Print Version May 11th, 2008
Similar Posts v.2.5b28 has just been posted.
Working on Similar Posts I have learned more than I care to know about the vagaries of MySQL, PHP, and Unicode. One particular issue that has so far resisted my attempts has been the satisfactory handling of content in Chinese, Korean, or Japanese (CJK).
Similar Posts uses the full-text indexes provided by MySQL to compare one post with another and the MySQL index is word-based. The CJK languages (I am told) are not based on discrete words — at least not words delimited by ‘white space’ — so they pose a big problem to full-text indexing.
My workaround (hack?/fiddle?/trick?) is to separate the CJK text into individual characters (while leaving single-byte encoded text alone) and use them as the basis for similarity matching. It is clearly not an ideal solution but I would love to hear from the users of WordPress blogs in Chinese, Korean, or Japanese if it is better than no solution at all.
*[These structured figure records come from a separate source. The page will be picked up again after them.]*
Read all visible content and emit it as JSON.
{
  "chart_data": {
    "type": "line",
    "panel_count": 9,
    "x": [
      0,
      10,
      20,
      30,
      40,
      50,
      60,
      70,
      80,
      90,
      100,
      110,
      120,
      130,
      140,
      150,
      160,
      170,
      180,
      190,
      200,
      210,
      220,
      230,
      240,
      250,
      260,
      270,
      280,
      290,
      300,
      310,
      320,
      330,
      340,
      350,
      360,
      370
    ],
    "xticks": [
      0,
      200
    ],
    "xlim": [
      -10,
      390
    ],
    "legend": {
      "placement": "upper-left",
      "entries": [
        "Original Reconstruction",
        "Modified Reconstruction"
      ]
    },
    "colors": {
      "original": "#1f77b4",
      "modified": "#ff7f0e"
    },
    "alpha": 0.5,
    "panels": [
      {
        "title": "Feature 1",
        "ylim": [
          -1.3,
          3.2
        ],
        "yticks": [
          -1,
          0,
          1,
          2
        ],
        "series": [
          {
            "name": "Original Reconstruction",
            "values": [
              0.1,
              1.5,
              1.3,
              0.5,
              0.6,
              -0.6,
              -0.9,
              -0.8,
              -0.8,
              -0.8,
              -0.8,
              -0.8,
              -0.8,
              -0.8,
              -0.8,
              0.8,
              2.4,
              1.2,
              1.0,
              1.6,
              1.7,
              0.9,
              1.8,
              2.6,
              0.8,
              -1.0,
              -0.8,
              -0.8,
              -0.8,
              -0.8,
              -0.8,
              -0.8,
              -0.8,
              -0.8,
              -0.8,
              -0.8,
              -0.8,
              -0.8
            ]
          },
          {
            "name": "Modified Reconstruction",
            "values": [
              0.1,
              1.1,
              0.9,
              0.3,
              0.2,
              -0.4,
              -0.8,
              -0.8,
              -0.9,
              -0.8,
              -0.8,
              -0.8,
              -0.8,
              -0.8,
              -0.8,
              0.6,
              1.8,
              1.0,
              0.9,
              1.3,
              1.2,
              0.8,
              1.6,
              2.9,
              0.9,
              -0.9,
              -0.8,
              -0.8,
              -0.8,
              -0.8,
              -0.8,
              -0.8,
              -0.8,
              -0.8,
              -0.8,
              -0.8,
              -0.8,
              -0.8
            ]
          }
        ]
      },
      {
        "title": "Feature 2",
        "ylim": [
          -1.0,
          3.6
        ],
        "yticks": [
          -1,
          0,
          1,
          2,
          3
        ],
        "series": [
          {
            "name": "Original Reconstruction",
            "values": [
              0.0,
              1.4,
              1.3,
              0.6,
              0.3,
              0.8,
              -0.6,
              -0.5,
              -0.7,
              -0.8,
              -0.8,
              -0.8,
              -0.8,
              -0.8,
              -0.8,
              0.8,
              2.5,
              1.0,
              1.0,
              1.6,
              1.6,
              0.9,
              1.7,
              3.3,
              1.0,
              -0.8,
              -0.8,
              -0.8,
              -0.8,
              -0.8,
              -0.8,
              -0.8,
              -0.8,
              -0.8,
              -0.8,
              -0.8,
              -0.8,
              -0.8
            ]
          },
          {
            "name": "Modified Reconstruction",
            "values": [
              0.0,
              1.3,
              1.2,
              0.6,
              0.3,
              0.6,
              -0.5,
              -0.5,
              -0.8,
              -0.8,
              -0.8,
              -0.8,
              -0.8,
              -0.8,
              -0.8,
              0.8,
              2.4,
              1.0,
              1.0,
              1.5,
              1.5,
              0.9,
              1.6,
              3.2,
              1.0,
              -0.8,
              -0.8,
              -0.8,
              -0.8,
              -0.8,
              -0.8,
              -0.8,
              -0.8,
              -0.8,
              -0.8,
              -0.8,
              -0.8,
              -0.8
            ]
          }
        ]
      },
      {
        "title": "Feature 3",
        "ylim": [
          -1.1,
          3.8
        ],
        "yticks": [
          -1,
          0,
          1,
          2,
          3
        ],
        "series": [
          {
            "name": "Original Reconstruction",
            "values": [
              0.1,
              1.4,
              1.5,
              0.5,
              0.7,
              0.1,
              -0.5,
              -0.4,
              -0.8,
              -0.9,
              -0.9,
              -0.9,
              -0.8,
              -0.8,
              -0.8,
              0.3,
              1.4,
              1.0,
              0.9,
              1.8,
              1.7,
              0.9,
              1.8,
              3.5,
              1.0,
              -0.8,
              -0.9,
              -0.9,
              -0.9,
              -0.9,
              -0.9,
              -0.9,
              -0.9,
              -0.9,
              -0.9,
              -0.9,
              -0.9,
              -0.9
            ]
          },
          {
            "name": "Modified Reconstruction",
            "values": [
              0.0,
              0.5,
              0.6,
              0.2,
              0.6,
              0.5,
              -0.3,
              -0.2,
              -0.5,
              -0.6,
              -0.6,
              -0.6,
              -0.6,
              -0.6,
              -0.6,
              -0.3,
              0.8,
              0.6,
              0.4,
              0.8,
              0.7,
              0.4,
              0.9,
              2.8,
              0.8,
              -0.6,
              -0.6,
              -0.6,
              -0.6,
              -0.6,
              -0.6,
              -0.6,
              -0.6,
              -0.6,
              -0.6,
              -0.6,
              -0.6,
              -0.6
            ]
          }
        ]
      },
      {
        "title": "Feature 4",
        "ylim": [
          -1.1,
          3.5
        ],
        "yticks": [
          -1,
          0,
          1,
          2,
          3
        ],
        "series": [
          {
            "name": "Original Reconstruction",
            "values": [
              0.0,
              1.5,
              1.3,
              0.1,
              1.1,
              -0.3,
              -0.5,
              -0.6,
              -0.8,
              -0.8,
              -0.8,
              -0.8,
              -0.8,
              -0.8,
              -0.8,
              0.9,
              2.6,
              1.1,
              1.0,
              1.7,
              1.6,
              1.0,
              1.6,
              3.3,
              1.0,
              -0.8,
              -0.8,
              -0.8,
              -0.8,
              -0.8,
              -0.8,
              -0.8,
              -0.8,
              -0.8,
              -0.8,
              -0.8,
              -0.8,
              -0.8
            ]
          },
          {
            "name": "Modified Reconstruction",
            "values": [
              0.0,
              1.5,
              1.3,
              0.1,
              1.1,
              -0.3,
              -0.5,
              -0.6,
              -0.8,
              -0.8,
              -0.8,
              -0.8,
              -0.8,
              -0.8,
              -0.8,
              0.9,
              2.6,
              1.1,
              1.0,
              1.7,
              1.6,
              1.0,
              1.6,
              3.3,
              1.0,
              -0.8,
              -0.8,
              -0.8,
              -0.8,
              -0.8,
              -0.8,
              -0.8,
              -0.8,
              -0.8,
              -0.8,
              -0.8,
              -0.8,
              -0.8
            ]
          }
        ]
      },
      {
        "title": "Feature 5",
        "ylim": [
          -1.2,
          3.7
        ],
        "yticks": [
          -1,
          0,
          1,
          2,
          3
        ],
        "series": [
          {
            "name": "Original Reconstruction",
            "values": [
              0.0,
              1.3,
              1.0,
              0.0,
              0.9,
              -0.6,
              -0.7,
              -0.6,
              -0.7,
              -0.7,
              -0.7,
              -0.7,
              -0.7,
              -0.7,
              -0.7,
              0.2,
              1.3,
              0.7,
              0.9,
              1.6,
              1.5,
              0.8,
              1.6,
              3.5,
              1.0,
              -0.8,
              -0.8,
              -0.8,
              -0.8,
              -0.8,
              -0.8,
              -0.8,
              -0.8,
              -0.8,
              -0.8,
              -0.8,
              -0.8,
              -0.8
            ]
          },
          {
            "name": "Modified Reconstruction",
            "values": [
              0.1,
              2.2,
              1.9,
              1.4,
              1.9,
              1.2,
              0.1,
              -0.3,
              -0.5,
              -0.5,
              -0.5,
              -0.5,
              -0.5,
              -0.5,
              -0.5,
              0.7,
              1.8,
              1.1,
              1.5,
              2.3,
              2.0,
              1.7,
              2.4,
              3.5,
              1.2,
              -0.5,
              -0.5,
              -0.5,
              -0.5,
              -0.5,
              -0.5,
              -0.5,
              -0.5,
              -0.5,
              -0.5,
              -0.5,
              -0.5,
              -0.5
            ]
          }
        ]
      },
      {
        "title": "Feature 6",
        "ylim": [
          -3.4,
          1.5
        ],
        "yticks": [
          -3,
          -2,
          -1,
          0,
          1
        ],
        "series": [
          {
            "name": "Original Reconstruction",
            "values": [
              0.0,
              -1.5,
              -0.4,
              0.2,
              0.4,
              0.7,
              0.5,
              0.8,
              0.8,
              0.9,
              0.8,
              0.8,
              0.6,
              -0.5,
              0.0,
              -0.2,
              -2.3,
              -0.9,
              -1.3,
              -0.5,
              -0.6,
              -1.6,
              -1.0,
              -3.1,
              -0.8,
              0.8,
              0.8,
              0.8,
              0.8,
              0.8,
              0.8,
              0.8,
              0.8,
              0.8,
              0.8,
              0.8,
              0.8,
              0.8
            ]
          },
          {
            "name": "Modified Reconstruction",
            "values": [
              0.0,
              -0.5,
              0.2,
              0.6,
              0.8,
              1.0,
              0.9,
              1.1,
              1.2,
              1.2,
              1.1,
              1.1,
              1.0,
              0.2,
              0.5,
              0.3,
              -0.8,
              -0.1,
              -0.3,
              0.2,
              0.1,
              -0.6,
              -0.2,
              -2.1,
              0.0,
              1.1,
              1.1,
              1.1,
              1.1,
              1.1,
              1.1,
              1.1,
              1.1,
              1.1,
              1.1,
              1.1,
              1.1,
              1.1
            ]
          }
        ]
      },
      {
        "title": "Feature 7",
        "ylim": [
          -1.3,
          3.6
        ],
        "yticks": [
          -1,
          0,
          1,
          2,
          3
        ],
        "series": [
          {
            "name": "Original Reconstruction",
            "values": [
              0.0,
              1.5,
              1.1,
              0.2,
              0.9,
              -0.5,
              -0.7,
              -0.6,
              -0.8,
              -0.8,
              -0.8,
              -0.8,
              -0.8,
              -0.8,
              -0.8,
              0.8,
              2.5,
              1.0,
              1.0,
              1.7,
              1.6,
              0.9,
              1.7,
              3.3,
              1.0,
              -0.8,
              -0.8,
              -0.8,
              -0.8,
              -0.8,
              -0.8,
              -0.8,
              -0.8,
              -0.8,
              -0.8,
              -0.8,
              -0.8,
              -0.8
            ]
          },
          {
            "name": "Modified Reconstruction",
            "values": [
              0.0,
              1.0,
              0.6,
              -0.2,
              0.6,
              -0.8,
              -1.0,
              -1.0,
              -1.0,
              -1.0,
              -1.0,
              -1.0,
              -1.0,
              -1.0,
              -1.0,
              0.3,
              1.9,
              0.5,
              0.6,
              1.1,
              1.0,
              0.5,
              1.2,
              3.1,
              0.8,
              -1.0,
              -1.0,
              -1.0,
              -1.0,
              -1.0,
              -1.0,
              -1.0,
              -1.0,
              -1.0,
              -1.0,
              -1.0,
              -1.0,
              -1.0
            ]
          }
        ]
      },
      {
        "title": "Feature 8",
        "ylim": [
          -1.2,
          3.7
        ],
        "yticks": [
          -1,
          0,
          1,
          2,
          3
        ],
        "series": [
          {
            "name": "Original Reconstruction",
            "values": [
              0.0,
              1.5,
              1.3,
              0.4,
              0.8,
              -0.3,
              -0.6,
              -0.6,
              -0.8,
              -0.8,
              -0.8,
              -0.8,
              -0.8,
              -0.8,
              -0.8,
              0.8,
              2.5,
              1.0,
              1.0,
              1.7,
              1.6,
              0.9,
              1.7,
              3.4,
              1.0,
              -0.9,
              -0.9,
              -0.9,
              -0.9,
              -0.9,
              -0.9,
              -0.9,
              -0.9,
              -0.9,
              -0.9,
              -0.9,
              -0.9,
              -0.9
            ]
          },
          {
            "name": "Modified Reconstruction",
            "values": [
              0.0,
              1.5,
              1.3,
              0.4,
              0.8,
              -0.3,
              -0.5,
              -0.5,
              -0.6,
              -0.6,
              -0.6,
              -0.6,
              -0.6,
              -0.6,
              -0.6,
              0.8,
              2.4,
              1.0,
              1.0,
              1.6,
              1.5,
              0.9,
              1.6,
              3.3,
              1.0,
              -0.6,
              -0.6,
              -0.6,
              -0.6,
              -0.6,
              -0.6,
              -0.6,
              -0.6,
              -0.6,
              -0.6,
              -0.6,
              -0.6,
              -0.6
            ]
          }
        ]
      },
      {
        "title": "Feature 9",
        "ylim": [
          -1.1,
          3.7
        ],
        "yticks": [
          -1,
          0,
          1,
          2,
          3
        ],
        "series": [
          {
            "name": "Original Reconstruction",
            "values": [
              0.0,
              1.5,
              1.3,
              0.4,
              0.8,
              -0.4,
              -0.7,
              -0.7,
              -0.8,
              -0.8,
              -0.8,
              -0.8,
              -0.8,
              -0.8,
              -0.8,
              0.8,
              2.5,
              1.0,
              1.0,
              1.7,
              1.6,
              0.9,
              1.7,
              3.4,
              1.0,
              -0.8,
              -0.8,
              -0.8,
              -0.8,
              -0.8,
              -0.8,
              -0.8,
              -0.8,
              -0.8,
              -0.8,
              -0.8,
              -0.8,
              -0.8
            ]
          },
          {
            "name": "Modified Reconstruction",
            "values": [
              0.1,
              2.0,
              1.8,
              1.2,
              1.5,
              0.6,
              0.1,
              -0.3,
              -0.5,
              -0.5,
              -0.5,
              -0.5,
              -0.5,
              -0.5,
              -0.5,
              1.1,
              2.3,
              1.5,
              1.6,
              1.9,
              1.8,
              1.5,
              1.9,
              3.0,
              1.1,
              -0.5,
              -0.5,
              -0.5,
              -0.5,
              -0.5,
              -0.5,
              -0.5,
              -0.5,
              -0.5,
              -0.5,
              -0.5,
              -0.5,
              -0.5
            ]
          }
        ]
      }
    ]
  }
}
The experiment has a couple of limitations: although not the ideal encoding for CJK languages, this method only works for now on blogs using UTF-8 encoding; also, to get around MySQL’s habit of ignoring words shorter than 4 characters long, each CJK ‘word’ is padded to that length, making for a rather large index.
To try this approach, use the Settings | Similar Posts | Manage the Index screen, set the option, and re-index. This setting overrides the other settings on that screen.
The reference to Pentecost in this post’s title is because today’s Feast celebrates the undoing of Babel.